Exercises

Section 2.12 Exercises

1

Let \(f:\mathbb R\to \mathbb R\) be continuously differentiable. We say that \(x_0\) is a simple root of \(f\) if \(f(x_0)=0\) and \(f'(x_0)\neq0\text{.}\) Show that if \(x_0\) is a simple root of \(f\text{,}\) then \(x_0\) is a super-attracting fixed point of the Newton's method iteration function \(N\) for \(f\text{.}\)

2

Find an example of a continuously differentiable function \(f:\mathbb R\to \mathbb R\) that attracts no critical point.

Hint

Draw a graph.
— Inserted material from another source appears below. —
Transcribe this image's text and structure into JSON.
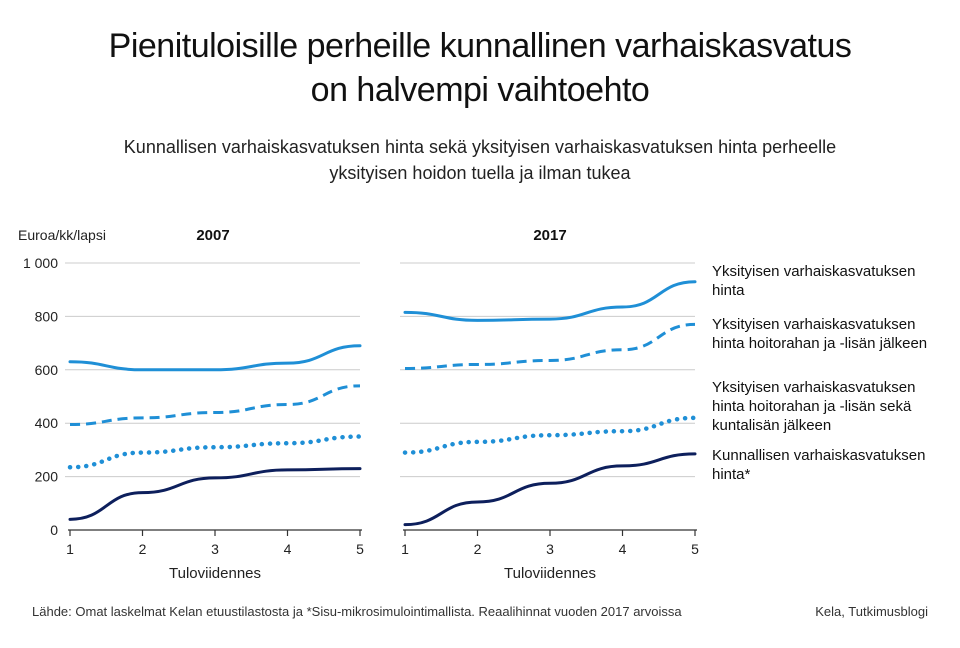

Of course, you can't violate theorem Theorem 2.6.2.

3

Let \(f(x)=x^2-4x+5\text{.}\) Show that \(f\) has a super-attractive orbit of period 2.

4

Let \(f(x)=3 x^2-6 x+3.415\text{.}\) Find all attractive orbits of \(f\text{.}\)

5

Use software to find all orbits of period 2, 3, and 4 for \(f(x)=x^2-2\text{.}\)

6

Use software to find one orbit of period 11 for \(f(x)=x^2-2\text{.}\)

7

Let \(f_{\lambda}(x)=\lambda x(1-x)\text{.}\) Find the value of \(\lambda\) such that \(f_{\lambda}\) has a super-attractive orbit of period 3.

8

Find an orbit of period 11 for the doubling map.

9

Show that there is no orbit of the doubling map that is dense in some proper subinterval of \(H\) but not dense in \(H\) itself.